《短編》空を泳ぐ魚2
短くなった煙草を投げ捨て、足で消した。


だけど保健室にも、グラウンドにも行きたくなくて。


このまま帰ろうかと悩んでいた瞬間。



―ガチャッ…

「―――ッ!」


重たい扉が開けられる音が響いて。


居るはずのない岡部が、何故かそこに居て。



「探したぞ?」


低い声が聞かれ、そのまま岡部は扉を閉めてそれに背中を預けた。


唯一の出入り口を塞がれる格好になりあたしは、

逃げ場所を探すように視線を動かす。



「…保健室、行ったんじゃなかったのかよ。

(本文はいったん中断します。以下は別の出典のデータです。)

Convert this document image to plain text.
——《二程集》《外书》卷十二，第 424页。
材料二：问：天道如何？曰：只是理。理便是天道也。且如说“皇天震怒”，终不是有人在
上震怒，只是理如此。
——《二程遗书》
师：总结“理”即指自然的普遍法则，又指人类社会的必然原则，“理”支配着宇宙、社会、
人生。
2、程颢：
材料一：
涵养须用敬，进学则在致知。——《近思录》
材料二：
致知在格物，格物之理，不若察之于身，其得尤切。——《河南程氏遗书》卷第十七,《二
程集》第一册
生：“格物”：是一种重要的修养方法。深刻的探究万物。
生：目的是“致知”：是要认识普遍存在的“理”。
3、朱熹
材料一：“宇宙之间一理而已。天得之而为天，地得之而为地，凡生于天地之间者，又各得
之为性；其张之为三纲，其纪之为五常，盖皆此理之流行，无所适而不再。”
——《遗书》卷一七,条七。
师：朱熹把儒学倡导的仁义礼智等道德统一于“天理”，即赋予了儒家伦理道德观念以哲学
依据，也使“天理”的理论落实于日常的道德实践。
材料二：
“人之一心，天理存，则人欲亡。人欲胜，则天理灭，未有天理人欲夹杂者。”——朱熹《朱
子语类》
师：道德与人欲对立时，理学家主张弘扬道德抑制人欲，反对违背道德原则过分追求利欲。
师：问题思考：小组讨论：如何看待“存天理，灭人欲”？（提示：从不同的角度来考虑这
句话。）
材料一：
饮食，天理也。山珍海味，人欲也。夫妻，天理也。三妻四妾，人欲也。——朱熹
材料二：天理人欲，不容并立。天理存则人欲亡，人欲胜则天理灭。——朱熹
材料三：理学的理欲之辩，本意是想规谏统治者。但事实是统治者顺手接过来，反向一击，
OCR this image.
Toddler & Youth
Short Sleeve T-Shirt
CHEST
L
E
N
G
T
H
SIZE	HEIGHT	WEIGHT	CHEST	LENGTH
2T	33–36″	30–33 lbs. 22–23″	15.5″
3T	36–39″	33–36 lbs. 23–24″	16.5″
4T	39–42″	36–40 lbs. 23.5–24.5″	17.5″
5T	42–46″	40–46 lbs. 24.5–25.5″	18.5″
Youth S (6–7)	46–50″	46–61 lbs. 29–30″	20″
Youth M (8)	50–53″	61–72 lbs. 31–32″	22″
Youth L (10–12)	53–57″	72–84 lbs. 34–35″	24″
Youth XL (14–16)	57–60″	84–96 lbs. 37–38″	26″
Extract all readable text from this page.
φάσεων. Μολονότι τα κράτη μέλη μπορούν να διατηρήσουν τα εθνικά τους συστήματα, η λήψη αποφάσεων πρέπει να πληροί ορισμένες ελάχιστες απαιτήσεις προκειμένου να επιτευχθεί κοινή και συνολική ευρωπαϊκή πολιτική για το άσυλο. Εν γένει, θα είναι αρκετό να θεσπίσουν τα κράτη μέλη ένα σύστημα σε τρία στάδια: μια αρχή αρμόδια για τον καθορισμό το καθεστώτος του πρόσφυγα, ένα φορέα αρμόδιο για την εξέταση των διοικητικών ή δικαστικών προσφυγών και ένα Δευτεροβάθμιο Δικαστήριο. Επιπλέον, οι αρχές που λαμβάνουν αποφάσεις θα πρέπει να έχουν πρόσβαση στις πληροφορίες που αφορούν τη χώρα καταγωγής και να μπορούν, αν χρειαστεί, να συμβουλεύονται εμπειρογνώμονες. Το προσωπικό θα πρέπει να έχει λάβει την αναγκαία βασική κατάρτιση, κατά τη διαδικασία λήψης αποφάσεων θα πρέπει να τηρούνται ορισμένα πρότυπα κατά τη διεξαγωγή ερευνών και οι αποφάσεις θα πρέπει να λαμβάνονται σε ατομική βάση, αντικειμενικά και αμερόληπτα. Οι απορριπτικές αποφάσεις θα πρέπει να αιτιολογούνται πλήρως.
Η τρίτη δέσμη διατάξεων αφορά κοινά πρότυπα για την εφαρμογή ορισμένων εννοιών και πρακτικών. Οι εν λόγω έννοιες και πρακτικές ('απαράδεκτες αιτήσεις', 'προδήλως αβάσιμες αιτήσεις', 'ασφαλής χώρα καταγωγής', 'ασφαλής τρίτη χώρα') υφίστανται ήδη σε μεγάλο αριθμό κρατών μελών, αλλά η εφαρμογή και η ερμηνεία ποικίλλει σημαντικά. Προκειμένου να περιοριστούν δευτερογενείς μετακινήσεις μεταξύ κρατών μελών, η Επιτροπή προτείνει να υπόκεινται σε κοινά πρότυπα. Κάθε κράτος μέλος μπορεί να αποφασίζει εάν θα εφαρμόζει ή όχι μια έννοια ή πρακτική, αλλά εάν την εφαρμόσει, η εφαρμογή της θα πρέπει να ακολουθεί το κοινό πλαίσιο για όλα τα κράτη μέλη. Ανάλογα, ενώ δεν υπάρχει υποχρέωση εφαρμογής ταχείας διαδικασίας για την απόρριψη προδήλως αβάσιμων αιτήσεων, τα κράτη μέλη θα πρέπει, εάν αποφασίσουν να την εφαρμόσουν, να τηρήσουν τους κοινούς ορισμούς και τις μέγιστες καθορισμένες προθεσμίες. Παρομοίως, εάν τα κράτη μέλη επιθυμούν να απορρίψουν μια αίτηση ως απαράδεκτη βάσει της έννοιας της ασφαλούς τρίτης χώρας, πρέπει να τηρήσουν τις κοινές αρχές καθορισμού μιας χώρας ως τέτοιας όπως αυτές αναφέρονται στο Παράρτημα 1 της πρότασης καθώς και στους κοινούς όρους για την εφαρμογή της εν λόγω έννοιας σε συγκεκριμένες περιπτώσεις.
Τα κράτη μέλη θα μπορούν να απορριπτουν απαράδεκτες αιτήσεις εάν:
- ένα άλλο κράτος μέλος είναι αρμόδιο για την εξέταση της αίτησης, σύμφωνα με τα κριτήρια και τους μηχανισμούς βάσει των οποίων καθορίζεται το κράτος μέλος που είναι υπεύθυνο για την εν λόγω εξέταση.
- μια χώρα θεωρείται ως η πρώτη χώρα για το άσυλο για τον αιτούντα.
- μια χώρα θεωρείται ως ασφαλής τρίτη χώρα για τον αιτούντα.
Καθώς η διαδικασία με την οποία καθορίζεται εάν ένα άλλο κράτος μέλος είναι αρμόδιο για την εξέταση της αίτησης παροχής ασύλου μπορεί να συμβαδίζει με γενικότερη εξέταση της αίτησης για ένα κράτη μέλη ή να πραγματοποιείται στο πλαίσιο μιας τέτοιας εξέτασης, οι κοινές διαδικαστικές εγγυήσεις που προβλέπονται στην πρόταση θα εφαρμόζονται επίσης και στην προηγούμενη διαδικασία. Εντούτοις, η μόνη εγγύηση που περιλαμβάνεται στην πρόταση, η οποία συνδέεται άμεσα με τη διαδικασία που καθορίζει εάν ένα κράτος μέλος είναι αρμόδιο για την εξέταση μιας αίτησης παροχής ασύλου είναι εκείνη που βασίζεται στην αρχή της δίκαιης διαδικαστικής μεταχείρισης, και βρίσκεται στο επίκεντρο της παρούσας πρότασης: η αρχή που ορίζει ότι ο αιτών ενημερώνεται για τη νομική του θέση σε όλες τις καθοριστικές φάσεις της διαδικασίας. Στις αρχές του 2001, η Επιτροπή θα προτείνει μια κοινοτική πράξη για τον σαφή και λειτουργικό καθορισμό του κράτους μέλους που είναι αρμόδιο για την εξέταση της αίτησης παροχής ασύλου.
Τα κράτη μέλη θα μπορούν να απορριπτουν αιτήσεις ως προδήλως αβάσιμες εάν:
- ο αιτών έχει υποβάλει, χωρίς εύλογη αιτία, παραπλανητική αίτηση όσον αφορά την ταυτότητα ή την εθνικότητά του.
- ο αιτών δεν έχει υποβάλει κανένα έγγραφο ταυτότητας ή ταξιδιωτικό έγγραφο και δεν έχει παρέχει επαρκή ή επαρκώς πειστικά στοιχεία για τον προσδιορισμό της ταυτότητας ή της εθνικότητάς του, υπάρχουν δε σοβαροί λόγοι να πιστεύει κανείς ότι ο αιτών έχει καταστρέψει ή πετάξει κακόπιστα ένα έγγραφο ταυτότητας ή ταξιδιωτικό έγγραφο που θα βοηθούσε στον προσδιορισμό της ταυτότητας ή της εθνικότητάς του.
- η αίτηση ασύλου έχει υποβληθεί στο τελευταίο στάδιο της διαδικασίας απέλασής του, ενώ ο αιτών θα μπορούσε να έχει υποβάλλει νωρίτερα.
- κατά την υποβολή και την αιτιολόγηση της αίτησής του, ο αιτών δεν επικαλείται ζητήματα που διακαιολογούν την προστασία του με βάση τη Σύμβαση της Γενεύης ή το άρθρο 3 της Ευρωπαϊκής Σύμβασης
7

」


「…関係…ないから…」


遠くで聞こえる生徒達の声もまるで耳に入らないほどに、

この抜けるような青空に相応しくないほどに空気が張り詰めてるみたいで。



「…関係ねぇことねぇだろ?
嘘ついてサボって立入禁止の屋上に入って、その上煙草まで吸ってて。」


「―――ッ!」


「見逃せると思ってる?」


そう言って岡部は、体を反転させてあたしを壁に押し当てて。


睨むようなその瞳とこの体勢に、背筋に嫌な汗が流れるのを感じた。



「謹慎にでもなんでもすれば良いでしょ?!」


声を上げてその体を押そうとしても、ビクともしなくて。


逆に両手首を掴まれ、そして壁に押し当てられた。


苦痛に顔が歪んで。


数学魔女が居るんなら、もぉあたしなんかに用はないはずなのに。


何で今更、こんなことをされるのかわかんない。